# simplifying a summation for a time series

I was curious how to simplify this summation that is giving me a bit of trouble

$Y_t$=$-\sum_{j=1}^\infty (\frac{1}{3})^j*e_{t+j}$

So i get that this is a geometric sum that converges and I would was thinking I would do the following

Sum = -$\frac{\frac{1}{3}*e_{t+1}}{1-\frac{1}{3}}=-\frac{1}{2}*e_{t+1}$

but the index on $e_{t+j}$ is causing me some problems. Do I need to take the $e_{t+j}$ into account in the denominator when I subtract the ratio?

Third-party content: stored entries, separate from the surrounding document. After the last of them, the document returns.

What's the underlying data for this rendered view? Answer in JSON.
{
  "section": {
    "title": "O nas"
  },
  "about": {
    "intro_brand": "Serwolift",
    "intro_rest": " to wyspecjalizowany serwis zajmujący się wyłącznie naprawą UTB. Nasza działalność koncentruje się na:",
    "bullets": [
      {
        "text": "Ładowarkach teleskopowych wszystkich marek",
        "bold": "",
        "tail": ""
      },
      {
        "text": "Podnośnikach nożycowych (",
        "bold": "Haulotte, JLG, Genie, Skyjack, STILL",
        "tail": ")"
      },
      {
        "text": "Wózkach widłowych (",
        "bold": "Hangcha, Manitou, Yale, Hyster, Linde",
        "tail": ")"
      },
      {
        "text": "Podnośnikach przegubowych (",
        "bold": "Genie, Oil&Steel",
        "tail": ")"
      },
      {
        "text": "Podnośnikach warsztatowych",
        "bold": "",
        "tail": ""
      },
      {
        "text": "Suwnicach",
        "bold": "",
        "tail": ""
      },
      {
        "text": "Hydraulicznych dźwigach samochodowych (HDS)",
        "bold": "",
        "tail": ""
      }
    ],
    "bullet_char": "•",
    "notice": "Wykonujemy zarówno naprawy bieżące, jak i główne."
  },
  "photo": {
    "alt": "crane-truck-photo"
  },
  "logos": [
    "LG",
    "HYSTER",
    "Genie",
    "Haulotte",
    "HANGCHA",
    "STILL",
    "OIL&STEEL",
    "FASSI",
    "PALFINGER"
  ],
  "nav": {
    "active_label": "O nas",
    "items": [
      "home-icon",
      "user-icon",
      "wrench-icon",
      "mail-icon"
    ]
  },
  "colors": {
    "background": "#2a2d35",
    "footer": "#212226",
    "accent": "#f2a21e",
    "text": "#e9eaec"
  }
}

Any help would be appreciated.

• $\sum_{n=1}^\infty n^2\times\left(\frac12\right)^n$ is not a geometric series, for example. And the reason they are called geometric series, as a fun fact, is because you can make really cool geometric representations of the series. Anyways, what is $e_{t+j}$? – Simply Beautiful Art Oct 1 '16 at 22:10
• its an error term for a time series....but the $e_{t+j}$ is a subscript not a power so its still not a geometric series? – statsGuy Oct 1 '16 at 22:20
• If $e_{t+j}$ changes as $j$ changes, then it is not a geometric sequence. If it didn't change much, though, you could say it is approximately the geometric series multiplied by the average value of $e_{t+j}$. Do you have a closed form for $e_{t+j}$? – Simply Beautiful Art Oct 1 '16 at 22:23
• only that they are iid distributed as being normal (0,1) ....so I were to assume they did not change much what form would the solution take? – statsGuy Oct 1 '16 at 22:27
• I can't tell you exactly, as I don't know what it is exactly, so you can basically use your evaluation above, or you can use the average value of $e_{t+j}$. – Simply Beautiful Art Oct 1 '16 at 22:29

You can approximate the summation as you have tried:

$$\text{Sum}\approx-\frac12e_{t+1}$$

If you wanted to other values of $e_{t+j}$ into consideration,

$$\text{Sum}\approx-\frac12\operatorname{avg}(\{e_{t+j}\}_{j=1}^\infty)$$

Or, you could use the old fashioned method:

$$\text{Sum}=-\frac13e_{t+1}-\frac19e_{t+2}-\frac1{27}e_{t+3}-\dots$$

And just cut the sum short once you feel accurate enough.